Marche de Retour vers le Tibet - Lettre de Tenzin Tsundue, 13 mai 2008

mercredi 14 mai 2008 par Rédaction

Lettre de Tenzin Tsundue, envoyée le 13 mai depuis la Marche.
"Désormais, le Tibet n’est plus très loin".

Chers Amis,

Désormais le Tibet n’est plus très loin

Après avoir rangé mon sac de couchage tôt ce matin avant le lever du soleil, j’ai déposé avant ce long tajet un khata blanc sur l’autel dédié à Sa Sainteté (le Dalai Lama) en me promettant de poursuivre mon chemin, quoiqu’il arrive.

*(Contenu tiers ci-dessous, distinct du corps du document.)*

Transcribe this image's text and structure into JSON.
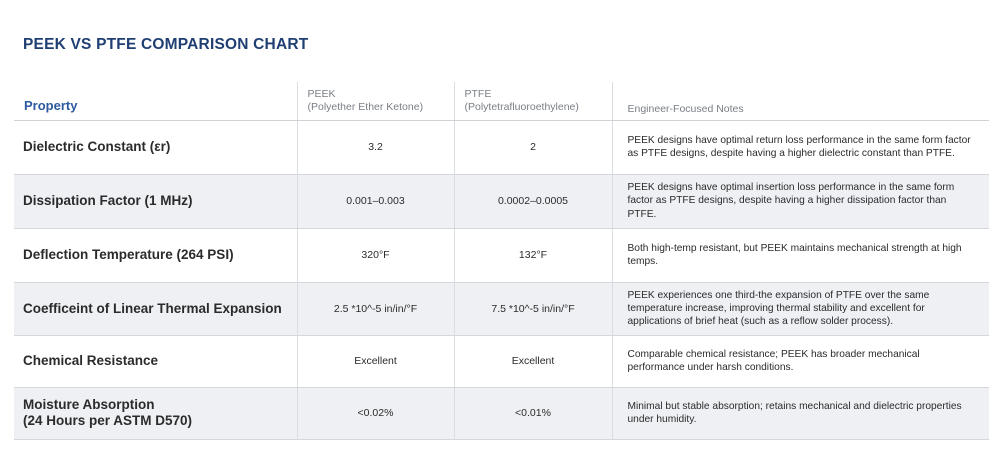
{
  "page": {
    "title": "PEEK VS PTFE COMPARISON CHART"
  },
  "table": {
    "headers": {
      "property": "Property",
      "peek_name": "PEEK",
      "peek_full": "(Polyether Ether Ketone)",
      "ptfe_name": "PTFE",
      "ptfe_full": "(Polytetrafluoroethylene)",
      "notes": "Engineer-Focused Notes"
    },
    "rows": [
      {
        "property": "Dielectric Constant (εr)",
        "peek": "3.2",
        "ptfe": "2",
        "notes": "PEEK designs have optimal return loss performance in the same form factor as PTFE designs, despite having a higher dielectric constant than PTFE."
      },
      {
        "property": "Dissipation Factor (1 MHz)",
        "peek": "0.001–0.003",
        "ptfe": "0.0002–0.0005",
        "notes": "PEEK designs have optimal insertion loss performance in the same form factor as PTFE designs, despite having a higher dissipation factor than PTFE."
      },
      {
        "property": "Deflection Temperature (264 PSI)",
        "peek": "320°F",
        "ptfe": "132°F",
        "notes": "Both high-temp resistant, but PEEK maintains mechanical strength at high temps."
      },
      {
        "property": "Coefficeint of Linear Thermal Expansion",
        "peek": "2.5 *10^-5 in/in/°F",
        "ptfe": "7.5 *10^-5 in/in/°F",
        "notes": "PEEK experiences one third-the expansion of PTFE over the same temperature increase, improving thermal stability and excellent for applications of brief heat (such as a reflow solder process)."
      },
      {
        "property": "Chemical Resistance",
        "peek": "Excellent",
        "ptfe": "Excellent",
        "notes": "Comparable chemical resistance; PEEK has broader mechanical performance under harsh conditions."
      },
      {
        "property_line1": "Moisture Absorption",
        "property_line2": "(24 Hours per ASTM D570)",
        "peek": "<0.02%",
        "ptfe": "<0.01%",
        "notes": "Minimal but stable absorption; retains mechanical and dielectric properties under humidity."
      }
    ]
  }
}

Marchant depuis presque 70 jours, avec 300 personnes, après avoir parcouru 900 km à travers les états Indiens d’Himachal Pradesh, Punjab, Haryana, Delhi, et Uttar Pradesh, nous avons atteint hier la ville d’Almora, dans les montagnes de Kuamon, au nord de l’Inde dans l’état de Uttarakhand (Uttaranchal).
De là le Tibet n’est pas très loin…

La “Marche de Retour au Tibet” est partie de Dharamsala le 10 mars. Ce même jour éclatèrent des mouvements de révolte, à l’intérieur du Tibet, mais aussi en de nombreux points du globe, à l’initiative des Tibétains et des partisans du Tibet : un soulèvement d’ampleur mondiale.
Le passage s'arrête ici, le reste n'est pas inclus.